A inflação no varejo, que ameaçou voltar no início do ano, já recuou de forma até surpreendente e poderá ser zero neste mês. Ontem, o governo anunciou programa para estimular o primeiro emprego.
Do exterior vêm bons sinais. Os efeitos do 11 de Setembro estão sendo superados, os preços do petróleo mantêm-se em torno de US$ 30 e a Guerra do Iraque acabou.

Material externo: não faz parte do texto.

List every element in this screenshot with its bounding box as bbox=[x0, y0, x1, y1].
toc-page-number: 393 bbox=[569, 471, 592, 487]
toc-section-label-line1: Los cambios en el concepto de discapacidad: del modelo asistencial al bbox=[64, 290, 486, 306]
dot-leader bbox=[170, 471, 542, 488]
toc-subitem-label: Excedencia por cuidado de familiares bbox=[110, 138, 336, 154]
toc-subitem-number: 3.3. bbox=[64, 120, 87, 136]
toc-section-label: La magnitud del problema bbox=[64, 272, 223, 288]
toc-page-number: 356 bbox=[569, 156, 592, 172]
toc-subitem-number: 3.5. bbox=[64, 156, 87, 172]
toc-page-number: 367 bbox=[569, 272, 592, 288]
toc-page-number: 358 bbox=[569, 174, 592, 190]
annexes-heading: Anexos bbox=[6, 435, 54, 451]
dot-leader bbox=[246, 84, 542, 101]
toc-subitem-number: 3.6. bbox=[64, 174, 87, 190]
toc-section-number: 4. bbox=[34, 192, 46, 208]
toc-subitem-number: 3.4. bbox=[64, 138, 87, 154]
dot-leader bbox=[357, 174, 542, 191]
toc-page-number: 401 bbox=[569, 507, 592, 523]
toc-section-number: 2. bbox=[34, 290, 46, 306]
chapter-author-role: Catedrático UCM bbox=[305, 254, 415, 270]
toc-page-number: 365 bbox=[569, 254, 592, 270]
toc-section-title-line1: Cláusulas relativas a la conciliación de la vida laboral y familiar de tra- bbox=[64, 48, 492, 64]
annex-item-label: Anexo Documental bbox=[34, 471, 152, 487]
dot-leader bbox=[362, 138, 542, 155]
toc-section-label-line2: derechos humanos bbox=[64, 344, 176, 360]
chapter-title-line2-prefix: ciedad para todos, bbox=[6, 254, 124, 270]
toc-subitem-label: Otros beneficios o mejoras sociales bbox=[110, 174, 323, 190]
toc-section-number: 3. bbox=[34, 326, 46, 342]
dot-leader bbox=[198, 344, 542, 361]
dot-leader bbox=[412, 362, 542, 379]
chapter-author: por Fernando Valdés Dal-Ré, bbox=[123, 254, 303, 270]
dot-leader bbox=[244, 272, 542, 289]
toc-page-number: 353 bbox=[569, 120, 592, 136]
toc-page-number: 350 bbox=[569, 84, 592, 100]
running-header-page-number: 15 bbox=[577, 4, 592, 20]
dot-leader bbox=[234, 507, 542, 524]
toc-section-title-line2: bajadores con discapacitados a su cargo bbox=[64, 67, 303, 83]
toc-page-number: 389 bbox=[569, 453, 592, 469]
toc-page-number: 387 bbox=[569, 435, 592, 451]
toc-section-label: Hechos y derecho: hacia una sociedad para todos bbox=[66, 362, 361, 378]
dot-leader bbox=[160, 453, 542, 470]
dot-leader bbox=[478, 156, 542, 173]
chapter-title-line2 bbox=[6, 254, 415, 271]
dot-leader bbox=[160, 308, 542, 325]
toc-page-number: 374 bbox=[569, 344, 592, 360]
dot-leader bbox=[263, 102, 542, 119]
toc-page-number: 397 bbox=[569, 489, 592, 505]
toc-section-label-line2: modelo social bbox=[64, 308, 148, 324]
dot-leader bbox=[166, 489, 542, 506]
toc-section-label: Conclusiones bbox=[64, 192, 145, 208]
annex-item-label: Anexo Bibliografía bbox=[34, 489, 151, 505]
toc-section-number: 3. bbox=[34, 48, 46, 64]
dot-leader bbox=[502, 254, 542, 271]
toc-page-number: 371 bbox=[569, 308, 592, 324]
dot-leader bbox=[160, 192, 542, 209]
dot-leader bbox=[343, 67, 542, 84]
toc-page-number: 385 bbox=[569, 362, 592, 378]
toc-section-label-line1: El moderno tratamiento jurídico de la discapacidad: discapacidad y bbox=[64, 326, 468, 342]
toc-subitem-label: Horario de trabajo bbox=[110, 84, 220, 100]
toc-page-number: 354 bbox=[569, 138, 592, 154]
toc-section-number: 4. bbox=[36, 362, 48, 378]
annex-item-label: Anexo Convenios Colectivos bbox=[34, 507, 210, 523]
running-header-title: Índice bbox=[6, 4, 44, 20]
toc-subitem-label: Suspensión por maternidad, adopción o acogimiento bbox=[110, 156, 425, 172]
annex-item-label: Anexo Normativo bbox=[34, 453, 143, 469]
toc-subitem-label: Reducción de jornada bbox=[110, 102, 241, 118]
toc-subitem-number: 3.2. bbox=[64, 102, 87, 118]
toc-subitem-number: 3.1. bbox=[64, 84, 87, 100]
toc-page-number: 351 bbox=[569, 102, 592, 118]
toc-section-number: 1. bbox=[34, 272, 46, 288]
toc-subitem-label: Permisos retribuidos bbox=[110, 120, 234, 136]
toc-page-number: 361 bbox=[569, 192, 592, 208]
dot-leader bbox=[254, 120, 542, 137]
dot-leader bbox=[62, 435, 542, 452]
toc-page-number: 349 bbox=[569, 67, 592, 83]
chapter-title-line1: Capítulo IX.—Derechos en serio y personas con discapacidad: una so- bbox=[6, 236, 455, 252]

Na semana passada, o banco central americano reduziu os juros de 1,25% para 1%. Um grupo de 30 economistas ouvidos pela "BusinessWeek" considerou que, se não houver novos choques, pode-se esperar um forte crescimento da economia americana em 2004, de até 4%. A indústria da tecnologia da informação, que viveu dois anos de recessão dramática, está em recuperação.
As exportações brasileiras, a despeito da queda do dólar, continuam firmes e o saldo comercial do primeiro semestre deve alcançar US$ 10 bilhões. A credibilidade brasileira no exterior mantém-se em alta. O FMI já avisou que, se o Brasil desejar, aprova sem problemas a renovação do atual acordo, que vence em agosto.
Há muito ainda a fazer: aprovação das reformas, programas emergenciais de emprego, política industrial para estimular os setores competitivos, saneamento de grandes empresas em dificuldades, investimentos em infra-estrutura etc.
Nem sempre, porém, é bom negócio esperar a confirmação dos sinais positivos para iniciar investimentos. Empresas que hesitam correm o risco de chegar atrasadas.
É enorme o sofrimento de milhões de brasileiros, vítimas de uma política que privilegiou a estabilidade monetária e desdenhou o desenvolvimento econômico. Os desempregados estão no palco da crise e vivem seus dramas. Porém os espectadores, que também participam do drama, não têm o direito de cultivar conservadorismo, derrotismo, apatia e desesperança.


Benjamin Steinbruch, 49, empresário, é presidente do conselho de administração da Companhia Siderúrgica Nacional.